While Brocade's argument sounds reasonable, performing encryption on multipurpose security appliances is just as effective, Mike Fratto, analyst for Current Analysis, said. "It doesn't really matter."

Security devices like a firewall would inspect the traffic, then drop the authenticated data into a virtual private network (VPN) gateway where it is encrypted, Fratto said. Like Brocade's MLXe module, security devices encrypt using specially programmed chips that work at adequate speeds to avoid becoming a bottleneck.

"This is really a convenience factor," Fratto said of the Brocade module. "You don't have another device doing the encryption."

If set for IPsec encryption, the MLXe can handle up to 44 gigabits per second (Gbps) of data. MACsec encryption can be processed at 200 Gbps. IPsec uses AES 256-bit encryption, while MACsec AES 128-bit. AES is the Advanced Encryption Standard used by the U.S. government to protect classified information.

MACsec is typically used to encrypt data communications between a switch and whatever is plugged into it. The purpose of this point-to-point encryption is to prevent someone from intercepting readable data on that line. IPsec is particularly useful for implementing virtual private networks (VPNs).

An MLXe equipped for router encryption would be well suited for enhancing security in public and private cloud rollouts and in high-performance wide area networks (WANs), IDC analyst Rohit Mehra said. Brocade customers in retail, financial services, healthcare and government would find the Brocade technology a "nice value-add to their broader security architecture."

Other experts worry that having security in network infrastructure could reduce involvement by security pros.

"I'm a fan of having more functionality in routers, but moving what was a dedicated appliance to a line card in a router usually means that the security function is being done by the core infrastructure team and not the security team," Ron Gula, chief executive of network monitoring company Tenable Network Security, said.
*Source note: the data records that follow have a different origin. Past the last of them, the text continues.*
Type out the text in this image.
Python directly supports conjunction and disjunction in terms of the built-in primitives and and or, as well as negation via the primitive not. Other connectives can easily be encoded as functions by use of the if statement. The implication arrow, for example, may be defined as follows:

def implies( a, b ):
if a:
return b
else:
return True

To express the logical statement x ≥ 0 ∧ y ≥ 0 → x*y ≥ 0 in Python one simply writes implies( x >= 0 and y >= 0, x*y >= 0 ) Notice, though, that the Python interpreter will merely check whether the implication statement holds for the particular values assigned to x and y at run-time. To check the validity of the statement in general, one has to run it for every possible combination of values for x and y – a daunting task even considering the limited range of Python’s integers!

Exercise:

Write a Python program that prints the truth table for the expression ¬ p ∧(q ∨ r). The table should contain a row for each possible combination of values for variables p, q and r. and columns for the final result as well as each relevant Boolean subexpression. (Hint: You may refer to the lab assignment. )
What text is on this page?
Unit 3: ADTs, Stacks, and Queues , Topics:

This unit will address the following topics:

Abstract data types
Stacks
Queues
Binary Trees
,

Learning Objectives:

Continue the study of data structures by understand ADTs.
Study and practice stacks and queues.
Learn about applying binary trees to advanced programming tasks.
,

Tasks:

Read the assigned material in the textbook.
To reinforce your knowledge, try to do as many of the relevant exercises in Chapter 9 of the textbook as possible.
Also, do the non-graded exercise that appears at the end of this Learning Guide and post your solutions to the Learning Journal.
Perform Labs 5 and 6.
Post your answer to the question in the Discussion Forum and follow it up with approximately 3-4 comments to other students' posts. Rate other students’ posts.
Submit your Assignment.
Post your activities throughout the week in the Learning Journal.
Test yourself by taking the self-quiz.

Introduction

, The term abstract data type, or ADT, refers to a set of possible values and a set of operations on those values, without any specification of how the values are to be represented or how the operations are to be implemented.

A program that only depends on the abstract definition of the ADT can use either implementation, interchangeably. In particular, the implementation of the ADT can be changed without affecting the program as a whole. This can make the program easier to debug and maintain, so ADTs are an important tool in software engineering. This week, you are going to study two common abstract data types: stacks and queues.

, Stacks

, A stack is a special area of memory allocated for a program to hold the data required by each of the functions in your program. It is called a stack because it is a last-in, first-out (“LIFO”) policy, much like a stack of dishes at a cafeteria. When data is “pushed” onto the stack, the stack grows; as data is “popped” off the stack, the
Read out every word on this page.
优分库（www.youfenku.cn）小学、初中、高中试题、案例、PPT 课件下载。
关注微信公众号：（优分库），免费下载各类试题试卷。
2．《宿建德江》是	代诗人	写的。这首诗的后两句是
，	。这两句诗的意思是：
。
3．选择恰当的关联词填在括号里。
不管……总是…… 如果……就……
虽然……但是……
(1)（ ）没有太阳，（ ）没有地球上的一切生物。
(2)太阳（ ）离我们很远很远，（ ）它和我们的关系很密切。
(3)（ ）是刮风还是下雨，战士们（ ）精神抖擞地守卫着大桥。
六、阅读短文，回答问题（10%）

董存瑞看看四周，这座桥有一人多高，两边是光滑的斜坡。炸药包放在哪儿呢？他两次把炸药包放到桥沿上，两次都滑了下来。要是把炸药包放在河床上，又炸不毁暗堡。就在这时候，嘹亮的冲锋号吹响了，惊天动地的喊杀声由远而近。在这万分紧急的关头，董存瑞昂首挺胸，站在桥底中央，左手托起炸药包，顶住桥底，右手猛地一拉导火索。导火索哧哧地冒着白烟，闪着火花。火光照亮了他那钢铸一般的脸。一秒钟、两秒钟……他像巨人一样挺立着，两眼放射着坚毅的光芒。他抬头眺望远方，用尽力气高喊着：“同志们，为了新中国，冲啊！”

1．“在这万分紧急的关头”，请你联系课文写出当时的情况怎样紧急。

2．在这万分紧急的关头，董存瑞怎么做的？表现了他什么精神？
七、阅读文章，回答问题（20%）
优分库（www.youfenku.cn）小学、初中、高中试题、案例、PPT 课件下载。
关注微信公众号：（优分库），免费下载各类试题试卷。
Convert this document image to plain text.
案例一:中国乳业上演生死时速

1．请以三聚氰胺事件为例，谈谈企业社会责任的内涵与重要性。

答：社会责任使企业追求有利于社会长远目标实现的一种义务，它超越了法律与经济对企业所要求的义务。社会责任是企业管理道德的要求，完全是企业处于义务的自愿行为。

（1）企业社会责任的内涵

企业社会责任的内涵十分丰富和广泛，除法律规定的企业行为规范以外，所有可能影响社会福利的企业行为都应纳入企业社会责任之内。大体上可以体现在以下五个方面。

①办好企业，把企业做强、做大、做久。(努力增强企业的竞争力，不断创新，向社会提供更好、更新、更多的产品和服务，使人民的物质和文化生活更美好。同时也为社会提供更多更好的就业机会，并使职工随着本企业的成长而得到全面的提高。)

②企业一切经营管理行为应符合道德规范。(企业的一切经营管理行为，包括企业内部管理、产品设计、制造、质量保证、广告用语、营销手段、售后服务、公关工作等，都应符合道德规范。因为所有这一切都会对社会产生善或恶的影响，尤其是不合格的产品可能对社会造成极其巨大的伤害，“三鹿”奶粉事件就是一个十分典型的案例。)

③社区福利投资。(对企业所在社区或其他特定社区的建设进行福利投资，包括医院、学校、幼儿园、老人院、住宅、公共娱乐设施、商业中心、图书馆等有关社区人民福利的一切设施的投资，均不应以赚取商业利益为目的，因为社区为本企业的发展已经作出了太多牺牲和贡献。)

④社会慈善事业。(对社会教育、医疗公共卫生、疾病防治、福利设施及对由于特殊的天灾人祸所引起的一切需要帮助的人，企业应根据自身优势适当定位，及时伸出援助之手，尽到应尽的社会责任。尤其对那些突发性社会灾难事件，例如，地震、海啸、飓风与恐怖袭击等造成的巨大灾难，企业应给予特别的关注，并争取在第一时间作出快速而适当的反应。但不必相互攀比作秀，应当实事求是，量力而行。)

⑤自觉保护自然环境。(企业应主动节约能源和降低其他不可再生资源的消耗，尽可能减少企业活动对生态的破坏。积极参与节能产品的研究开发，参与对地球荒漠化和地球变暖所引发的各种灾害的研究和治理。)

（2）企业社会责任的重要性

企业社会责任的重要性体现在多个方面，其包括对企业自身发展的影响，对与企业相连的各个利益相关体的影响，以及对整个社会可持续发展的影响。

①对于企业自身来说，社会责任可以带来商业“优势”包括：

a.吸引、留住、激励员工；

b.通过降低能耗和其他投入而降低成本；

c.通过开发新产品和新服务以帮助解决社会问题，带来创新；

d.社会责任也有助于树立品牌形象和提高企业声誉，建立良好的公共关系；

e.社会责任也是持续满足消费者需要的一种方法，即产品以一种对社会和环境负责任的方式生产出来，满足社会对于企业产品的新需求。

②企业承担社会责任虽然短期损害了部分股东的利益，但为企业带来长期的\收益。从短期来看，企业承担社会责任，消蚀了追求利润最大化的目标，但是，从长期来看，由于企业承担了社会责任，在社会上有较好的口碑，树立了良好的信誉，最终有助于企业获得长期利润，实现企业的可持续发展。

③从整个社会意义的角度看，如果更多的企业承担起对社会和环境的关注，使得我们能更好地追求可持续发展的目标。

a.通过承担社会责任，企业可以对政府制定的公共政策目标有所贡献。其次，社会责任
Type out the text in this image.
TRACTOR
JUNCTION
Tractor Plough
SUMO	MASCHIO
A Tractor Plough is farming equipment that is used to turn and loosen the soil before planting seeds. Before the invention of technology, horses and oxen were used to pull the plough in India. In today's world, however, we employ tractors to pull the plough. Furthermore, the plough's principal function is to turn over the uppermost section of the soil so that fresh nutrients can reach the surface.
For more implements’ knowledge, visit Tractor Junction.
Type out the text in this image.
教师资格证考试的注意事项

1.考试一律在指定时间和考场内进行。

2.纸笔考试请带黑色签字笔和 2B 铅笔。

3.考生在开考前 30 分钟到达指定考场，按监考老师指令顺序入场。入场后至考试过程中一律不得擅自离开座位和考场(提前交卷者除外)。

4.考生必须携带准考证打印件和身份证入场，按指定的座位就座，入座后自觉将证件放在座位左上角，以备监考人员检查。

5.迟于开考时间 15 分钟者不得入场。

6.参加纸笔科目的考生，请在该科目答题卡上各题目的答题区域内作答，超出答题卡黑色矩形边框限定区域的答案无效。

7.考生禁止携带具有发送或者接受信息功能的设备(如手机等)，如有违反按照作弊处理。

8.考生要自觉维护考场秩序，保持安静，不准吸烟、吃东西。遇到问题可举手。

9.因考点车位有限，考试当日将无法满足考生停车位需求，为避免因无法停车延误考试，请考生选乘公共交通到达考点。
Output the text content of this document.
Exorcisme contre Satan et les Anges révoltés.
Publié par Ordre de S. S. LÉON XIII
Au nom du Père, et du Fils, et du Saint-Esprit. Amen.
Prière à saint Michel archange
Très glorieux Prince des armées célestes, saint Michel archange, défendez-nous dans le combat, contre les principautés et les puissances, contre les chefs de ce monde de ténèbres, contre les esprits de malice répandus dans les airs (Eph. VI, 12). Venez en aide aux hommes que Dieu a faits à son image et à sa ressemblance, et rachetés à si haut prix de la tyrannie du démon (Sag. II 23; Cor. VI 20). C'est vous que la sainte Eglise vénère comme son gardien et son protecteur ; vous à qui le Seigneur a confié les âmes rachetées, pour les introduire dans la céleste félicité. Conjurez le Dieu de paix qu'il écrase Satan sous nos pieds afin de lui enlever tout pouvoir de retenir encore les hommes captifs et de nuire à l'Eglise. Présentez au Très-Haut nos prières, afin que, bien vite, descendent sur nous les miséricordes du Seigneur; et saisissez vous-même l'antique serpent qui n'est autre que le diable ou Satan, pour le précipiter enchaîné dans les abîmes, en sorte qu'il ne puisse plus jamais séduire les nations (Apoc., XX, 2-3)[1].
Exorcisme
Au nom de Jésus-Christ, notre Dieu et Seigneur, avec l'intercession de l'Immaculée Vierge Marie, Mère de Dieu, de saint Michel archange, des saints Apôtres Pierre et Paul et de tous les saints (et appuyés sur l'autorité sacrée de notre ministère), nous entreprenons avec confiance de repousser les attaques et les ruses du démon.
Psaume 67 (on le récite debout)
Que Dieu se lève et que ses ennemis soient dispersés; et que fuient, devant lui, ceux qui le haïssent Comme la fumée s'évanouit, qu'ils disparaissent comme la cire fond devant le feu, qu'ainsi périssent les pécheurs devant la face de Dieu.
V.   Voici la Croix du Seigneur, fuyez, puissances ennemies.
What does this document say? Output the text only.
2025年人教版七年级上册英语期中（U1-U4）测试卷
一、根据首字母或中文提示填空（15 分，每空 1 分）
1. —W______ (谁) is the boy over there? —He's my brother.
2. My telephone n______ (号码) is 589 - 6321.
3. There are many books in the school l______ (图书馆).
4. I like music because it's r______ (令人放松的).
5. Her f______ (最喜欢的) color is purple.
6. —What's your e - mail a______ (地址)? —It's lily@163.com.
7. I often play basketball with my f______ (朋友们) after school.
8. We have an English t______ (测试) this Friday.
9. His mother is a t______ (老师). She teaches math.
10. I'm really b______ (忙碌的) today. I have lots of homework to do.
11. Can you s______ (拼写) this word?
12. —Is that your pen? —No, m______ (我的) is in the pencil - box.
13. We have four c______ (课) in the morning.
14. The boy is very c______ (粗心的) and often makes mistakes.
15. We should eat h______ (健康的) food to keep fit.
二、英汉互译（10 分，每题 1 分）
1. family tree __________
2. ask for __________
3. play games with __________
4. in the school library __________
Using multiple MLXe modules can increase the data capacity of encryption to 1 terabit per second per router. But very few companies will need to scramble such a high volume of data, Williams said.

"We don't have customers planning on doing that today, but that's where we're heading," he said.

The world is creating vast amounts of digital data. The amount is expected to grow to 40,000 exabytes by 2020 from 130 exabytes in 2005, according to IDC.

A MACsec-capable module for the MLXe starts at $90,000. A module that supports IPsec and MACsec at a maximum data rate of 44 Gbps costs $120,000. The Brocade Netiron OS 5.8 software that enables encryption is provided at no additional cost.